A salon manager who was fired after warning her colleagues about an occupational health hazard will get $165,000 from the salon, in a settlement with the U.S. Labor Dept.

News sources say Valerie Connolly, who’d worked at Salon Zoe for seven years, was terminated in June of 2012 after informing salon workers about the potential dangers of Magic Keratina, a product used in the salon. Magic Keratina contains formaldehyde.

Difficulty breathing

Connolly became concerned about the product when she began experiencing health symptoms that included difficulty breathing. When her doctors were initially unable to determine the cause, she began investigating elements in her workplace. (Connolly’s doctors have since determined that the formaldehyde was the cause of her symptoms, which have subsided during her absence from the salon.)

She was fired a few days after she informed her co-workers about the hazards of formaldehyde.

“She believed there was a health hazard. She complained about it, and she was fired because she complained,” said Elena Goldstein,senior trial attorney for the U.S. Department of Labor’s Office of the Solicitor. “No worker should be fired because they complain about dangerous conditions on the job.”

Lawsuit leads to settlement

The settlement, the result of a DOL lawsuit against the salon and its owner, Kristina Veljovic, awards Connolly $65,000 in lost wages and $100,000 in compensatory damages for pain and suffering, government officials said.

OSHA cited Salon Zoe in 2012 for not training employees about formaldehyde and other hazardous chemicals.

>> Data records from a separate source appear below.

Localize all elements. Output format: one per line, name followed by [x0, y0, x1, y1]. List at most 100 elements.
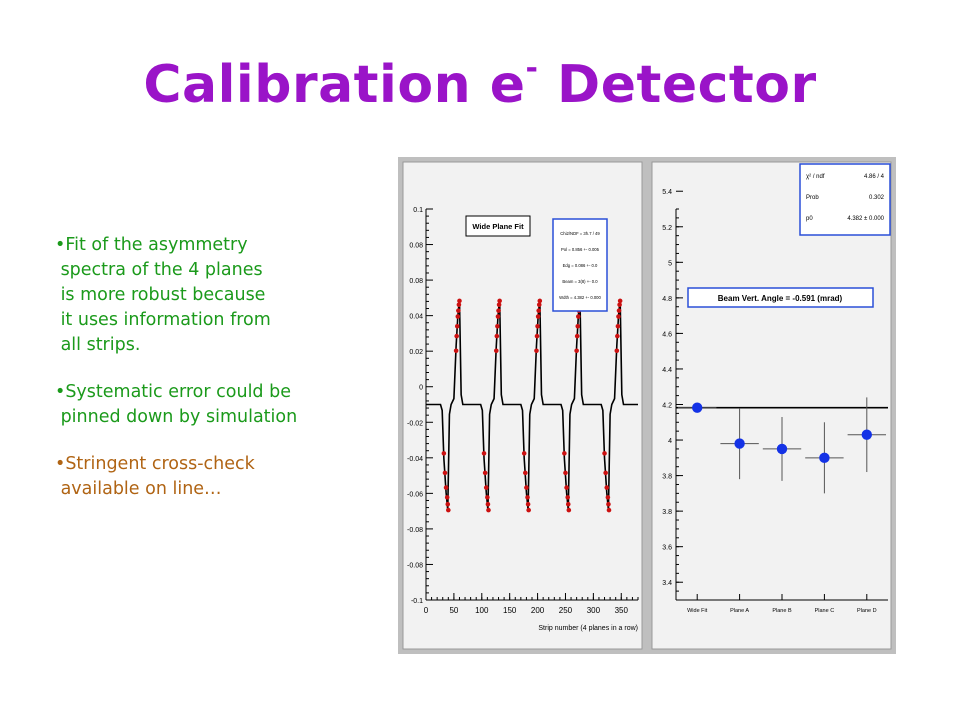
right-data-point [819, 452, 830, 464]
left-data-point [616, 314, 621, 319]
right-plot-title: Beam Vert. Angle = -0.591 (mrad) [718, 294, 843, 303]
bullet-line: it uses information from [55, 310, 271, 330]
left-data-point [562, 451, 567, 456]
right-stats-value: 4.382 ± 0.000 [847, 216, 884, 222]
left-data-point [483, 485, 489, 490]
bullet-line: •Systematic error could be [55, 382, 291, 402]
right-stats-value: 4.86 / 4 [864, 174, 885, 180]
left-x-tick-label: 50 [449, 606, 458, 615]
left-data-point [486, 507, 491, 513]
left-x-axis-label: Strip number (4 planes in a row) [538, 625, 638, 632]
right-stats-label: p0 [806, 216, 813, 222]
right-data-point [861, 429, 872, 440]
left-data-point [604, 485, 610, 490]
left-data-point [445, 501, 451, 507]
left-data-point [485, 495, 490, 500]
right-x-tick-label: Plane A [730, 608, 749, 614]
left-data-point [444, 495, 450, 500]
right-x-tick-label: Wide Fit [687, 608, 708, 614]
left-data-point [564, 485, 569, 490]
right-y-tick-label: 4.8 [662, 296, 672, 303]
title-rest: Detector [538, 55, 817, 115]
left-stats-entry: Beam = 3(8) +- 0.0 [562, 279, 598, 284]
left-data-point [454, 333, 459, 339]
left-stats-entry: Chi2/NDF = 3h.7 / 49 [560, 231, 600, 236]
bullet-line: all strips. [55, 335, 141, 355]
left-data-point [575, 324, 581, 329]
left-x-tick-label: 200 [531, 606, 545, 615]
left-data-point [493, 348, 499, 354]
right-data-point [692, 402, 703, 413]
left-data-point [523, 470, 528, 476]
left-data-point [537, 298, 543, 304]
left-x-tick-label: 300 [587, 606, 601, 615]
left-data-point [574, 348, 579, 354]
left-data-point [535, 314, 541, 319]
left-y-tick-label: -0.08 [407, 527, 423, 534]
left-data-point [605, 495, 611, 500]
left-data-point [496, 302, 502, 308]
left-data-point [535, 324, 540, 329]
right-stats-label: χ² / ndf [806, 174, 825, 180]
left-data-point [603, 470, 608, 476]
left-data-point [454, 324, 460, 329]
left-data-point [525, 501, 531, 507]
right-pad [651, 161, 892, 650]
left-data-point [485, 501, 491, 507]
left-data-point [482, 470, 488, 476]
right-title-box [687, 287, 874, 308]
left-data-point [526, 507, 531, 513]
left-data-point [443, 485, 449, 490]
left-data-point [566, 507, 572, 513]
bullet-item: •Fit of the asymmetry spectra of the 4 p… [55, 233, 375, 358]
right-stats-label: Prob [806, 195, 819, 201]
left-data-point [456, 302, 462, 308]
left-y-tick-label: -0.04 [407, 456, 423, 463]
left-data-point [563, 470, 568, 476]
left-x-tick-label: 350 [615, 606, 629, 615]
left-data-point [534, 348, 539, 354]
bullet-line: is more robust because [55, 285, 266, 305]
left-data-point [565, 501, 571, 507]
right-y-tick-label: 5 [668, 260, 672, 267]
bullet-line: •Fit of the asymmetry [55, 235, 248, 255]
left-y-tick-label: -0.08 [407, 562, 423, 569]
title-main: Calibration e [143, 55, 526, 115]
left-stats-entry: Wdth = 4.382 +- 0.000 [559, 295, 601, 300]
right-stats-value: 0.302 [869, 195, 885, 201]
bullet-line: pinned down by simulation [55, 407, 298, 427]
left-data-point [521, 451, 527, 456]
left-plot-title: Wide Plane Fit [472, 222, 524, 231]
right-y-tick-label: 4.6 [662, 331, 672, 338]
right-y-tick-label: 3.8 [662, 509, 672, 516]
left-data-point [536, 302, 542, 308]
right-x-tick-label: Plane D [857, 608, 877, 614]
left-data-point [481, 451, 487, 456]
left-data-point [495, 324, 500, 329]
left-y-tick-label: 0.08 [409, 278, 423, 285]
left-data-point [497, 298, 502, 304]
plot-panel: -0.1 -0.08 -0.08 -0.06 -0.04 -0.02 0 0.02 0.04 0.… [398, 157, 896, 654]
left-title-box [465, 215, 531, 237]
right-y-tick-label: 5.2 [662, 225, 672, 232]
right-data-point [734, 438, 745, 449]
left-stats-entry: Edg = 0.086 +- 0.0 [563, 263, 598, 268]
left-y-tick-label: -0.1 [411, 598, 423, 605]
right-y-tick-label: 3.4 [662, 580, 672, 587]
bullet-list: •Fit of the asymmetry spectra of the 4 p… [55, 233, 375, 524]
left-x-tick-label: 0 [424, 606, 429, 615]
left-data-point [441, 451, 447, 456]
right-y-tick-label: 4 [668, 438, 672, 445]
left-data-point [576, 314, 581, 319]
bullet-line: available on line… [55, 479, 222, 499]
left-data-point [615, 324, 621, 329]
left-y-tick-label: 0.02 [409, 349, 423, 356]
left-y-tick-label: -0.06 [407, 491, 423, 498]
right-x-tick-label: Plane C [815, 608, 835, 614]
left-data-point [606, 501, 611, 507]
right-y-tick-label: 5.4 [662, 189, 672, 196]
bullet-line: •Stringent cross-check [55, 454, 255, 474]
right-y-tick-label: 4.2 [662, 403, 672, 410]
left-data-point [456, 308, 461, 313]
title-superscript: - [525, 50, 539, 86]
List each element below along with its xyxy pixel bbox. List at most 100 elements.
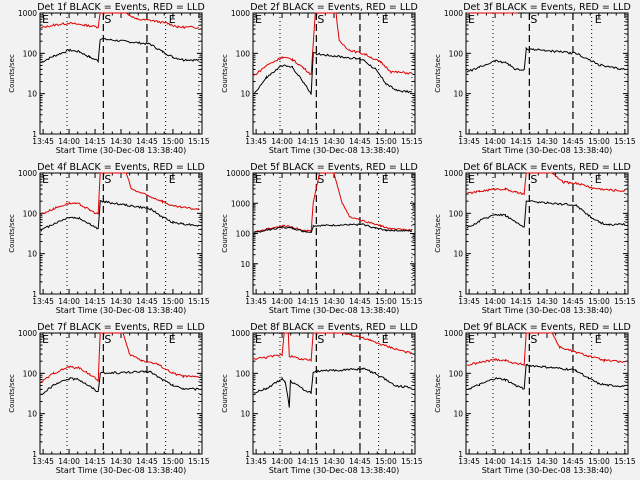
marker-e: E [169,13,176,26]
y-tick-label: 1000 [18,9,37,18]
x-tick-label: 14:00 [271,137,293,146]
y-tick-label: 100 [23,49,38,58]
lld-series [253,12,413,76]
panel-title: Det 4f BLACK = Events, RED = LLD [37,162,205,173]
x-tick-label: 13:45 [245,457,267,466]
panel-title: Det 6f BLACK = Events, RED = LLD [463,162,631,173]
y-tick-label: 1000 [18,169,37,178]
x-tick-label: 15:00 [588,137,610,146]
x-tick-label: 14:15 [297,457,319,466]
x-tick-label: 14:45 [562,457,584,466]
y-tick-label: 1000 [444,329,463,338]
x-tick-label: 14:45 [349,137,371,146]
events-series [40,370,200,396]
marker-e: E [382,173,389,186]
plot-frame [39,12,203,135]
lld-series [253,332,413,363]
lld-series [40,332,200,384]
panel-det-8: Det 8f BLACK = Events, RED = LLD Counts/s… [221,322,423,475]
lld-series [466,172,626,196]
y-tick-label: 100 [449,49,464,58]
marker-s: S [530,13,537,26]
lld-series [253,172,413,234]
marker-s: S [530,333,537,346]
x-axis-label: Start Time (30-Dec-08 13:38:40) [482,146,613,155]
y-tick-label: 1000 [231,199,250,208]
events-series [253,367,412,408]
panel-det-5: Det 5f BLACK = Events, RED = LLD Counts/s… [221,162,423,315]
x-tick-label: 14:30 [323,457,345,466]
x-tick-label: 14:00 [271,457,293,466]
y-tick-label: 1000 [444,9,463,18]
y-tick-label: 1 [458,290,463,299]
y-tick-label: 1000 [231,9,250,18]
panel-title: Det 7f BLACK = Events, RED = LLD [37,322,205,333]
plot-frame [252,332,416,455]
y-tick-label: 10 [240,90,250,99]
x-tick-label: 13:45 [458,297,480,306]
events-series [466,46,626,73]
x-axis-label: Start Time (30-Dec-08 13:38:40) [269,146,400,155]
y-tick-label: 100 [449,369,464,378]
x-tick-label: 13:45 [458,137,480,146]
x-tick-label: 14:15 [84,137,106,146]
x-tick-label: 15:00 [162,457,184,466]
panel-title: Det 8f BLACK = Events, RED = LLD [250,322,418,333]
panel-det-3: Det 3f BLACK = Events, RED = LLD Counts/s… [434,2,636,155]
panel-det-4: Det 4f BLACK = Events, RED = LLD Counts/s… [8,162,210,315]
x-tick-label: 14:45 [562,137,584,146]
plot-frame [465,172,629,295]
y-tick-label: 1 [245,450,250,459]
y-axis-label: Counts/sec [8,54,16,93]
x-tick-label: 15:15 [614,297,636,306]
x-tick-label: 14:00 [58,457,80,466]
plot-frame [39,332,203,455]
events-series [466,200,626,229]
y-axis-label: Counts/sec [221,54,229,93]
lld-series [40,172,200,215]
x-tick-label: 15:00 [588,297,610,306]
x-tick-label: 13:45 [32,457,54,466]
x-axis-label: Start Time (30-Dec-08 13:38:40) [269,466,400,475]
marker-e: E [255,333,262,346]
y-tick-label: 1 [32,130,37,139]
marker-e: E [468,13,475,26]
x-tick-label: 14:00 [58,137,80,146]
x-axis-label: Start Time (30-Dec-08 13:38:40) [56,146,187,155]
x-tick-label: 13:45 [32,297,54,306]
x-axis-label: Start Time (30-Dec-08 13:38:40) [269,306,400,315]
x-axis-label: Start Time (30-Dec-08 13:38:40) [482,466,613,475]
y-tick-label: 1000 [444,169,463,178]
plot-frame [39,172,203,295]
plot-frame [465,332,629,455]
marker-e: E [595,333,602,346]
x-tick-label: 14:30 [323,137,345,146]
x-tick-label: 14:00 [484,137,506,146]
events-series [253,222,412,233]
x-tick-label: 14:00 [58,297,80,306]
x-tick-label: 15:15 [188,137,210,146]
y-tick-label: 100 [236,49,251,58]
y-axis-label: Counts/sec [221,214,229,253]
y-tick-label: 10 [240,410,250,419]
y-tick-label: 10 [453,90,463,99]
y-tick-label: 100 [236,230,251,239]
x-tick-label: 14:00 [484,457,506,466]
panel-title: Det 3f BLACK = Events, RED = LLD [463,2,631,13]
x-tick-label: 15:15 [614,137,636,146]
marker-e: E [169,173,176,186]
y-axis-label: Counts/sec [434,214,442,253]
x-tick-label: 14:15 [510,297,532,306]
marker-e: E [468,173,475,186]
y-tick-label: 1 [32,450,37,459]
events-series [40,37,200,64]
x-tick-label: 15:00 [375,457,397,466]
y-tick-label: 100 [236,369,251,378]
y-tick-label: 10 [453,410,463,419]
x-tick-label: 15:00 [162,137,184,146]
y-axis-label: Counts/sec [8,374,16,413]
y-tick-label: 10 [27,90,37,99]
x-tick-label: 14:45 [136,137,158,146]
x-tick-label: 14:15 [297,297,319,306]
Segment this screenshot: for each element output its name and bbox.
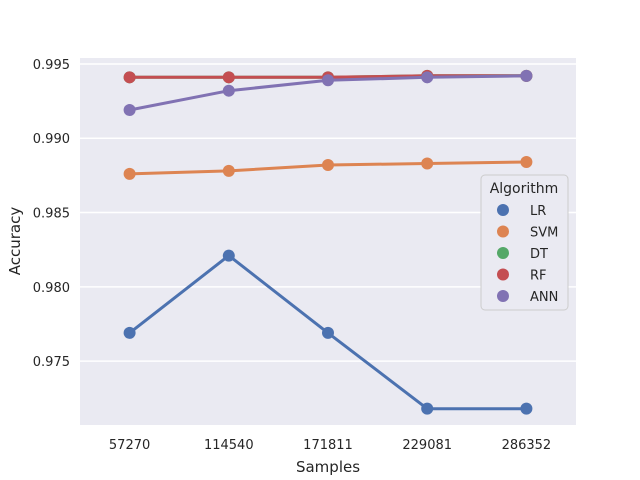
data-point	[222, 249, 235, 262]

The salon is also required to expunge Connolly’s personnel records of all references to the matter and her termination and, when requested, provide a written, neutral job reference. The company must also inform employees about their whistleblower rights under the Occupational Safety and Health Act.

A simple message

“There’s a simple message here: Don’t fire, discriminate or retaliate against your employees when they raise legitimate health and safety issues; there will be consequences,” Jeffrey Rogoff, the regional solicitor of labor in New York, said in a news release. “The department will pursue appropriate legal actions, including lawsuits, to ensure that workers’ rights are protected.”